U-2 Planes - Veterans at Peering Behind Enemy Lines

Flying High For 40 Years

Up where the U-2 plane flies - at 70,000 feet - pilots can see the curvature of the earth below and the darkness of space above. They can also peer penetratingly into enemy territory - and have been doing so for four decades.

Now Saddam Hussein has threatened to shoot down the UN-controlled planes plying the skies above Iraq, and world attention has returned to the plane dubbed the "Dragon Lady."

The U-2s were originally developed by the CIA to spy on the former Soviet Union before the United States had surveillance satellites in orbit.

They first flew in August 1955 and remain a key part of the Air Force fleet. Despite their age, the U-2s are more effective than high-tech spy satellites, because satellites pass by a target area only several times a day - allowing easier evasion of their prying eyes - while U-2s can fly constantly.

Long, wide, straight wings give the U-2s glider-like characteristics. They fly at a relatively slow 430 miles per hour and cost $34 million per plane.

Over Iraq, the camera-equipped aircraft are seeking answers to incongruities not easily explained - large water pipes going into small buildings, a perimeter fence appearing suddenly around a nondescript facility, large numbers of cars parking around a purported warehouse.

But the slow spy planes also are vulnerable, and that presents the United Nations and the Clinton administration with a dilemma: Risk conflict with Iraq or forgo crucial information on Iraq's weapons of mass destruction. "It's no accident that Saddam wants to poke our eyes out, and we don't want him to," says John Pike of the Federation of American Scientists.

A map displayed last week by Iraqi Deputy Prime Minister Tariq Aziz showing recent U-2 flight paths indicated clearly that Iraq can track the planes. Iraq's arsenal has Soviet-built SA-2 surface-to-air missiles that can reach targets at U-2 altitude, but the odds of a hit are long. A missile becomes less maneuverable in the thin air, but the spy plane is capable of making tight, evasive turns. Seven U-2s have been shot down: the one over the Soviet Union flown by Francis Gary Powers, five over China, and one over Cuba.

"It's a pretty good score when you consider the plane has been flying for 40 years," says Chris Pocock author of two U-2 books. "The last one downed was in 1967, and the U-2 flew over Iraq during Desert Storm."

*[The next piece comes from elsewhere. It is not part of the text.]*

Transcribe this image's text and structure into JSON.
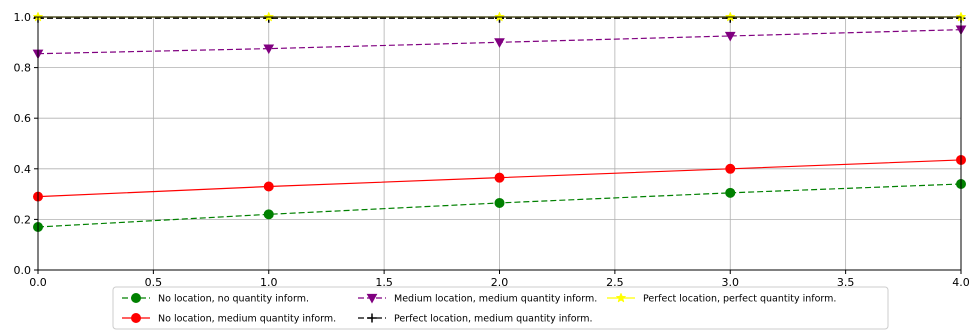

Experts say the U-2 is improved from the plane shot down by the Soviet Union in 1960. To fire a missile at a U-2, Iraq must "paint" the plane with radar. That opens the Iraqi missile battery to attack by US radar-seeking missiles.

"While there's obviously a danger to the U-2 pilot, there is a danger to the Iraqi air-defense operator who's foolish enough to turn on his radar," Pike says. "That's why the Iraqi air defense collapsed during the Gulf War: Iraqi operators knew if they turned their radar on, we would kill them."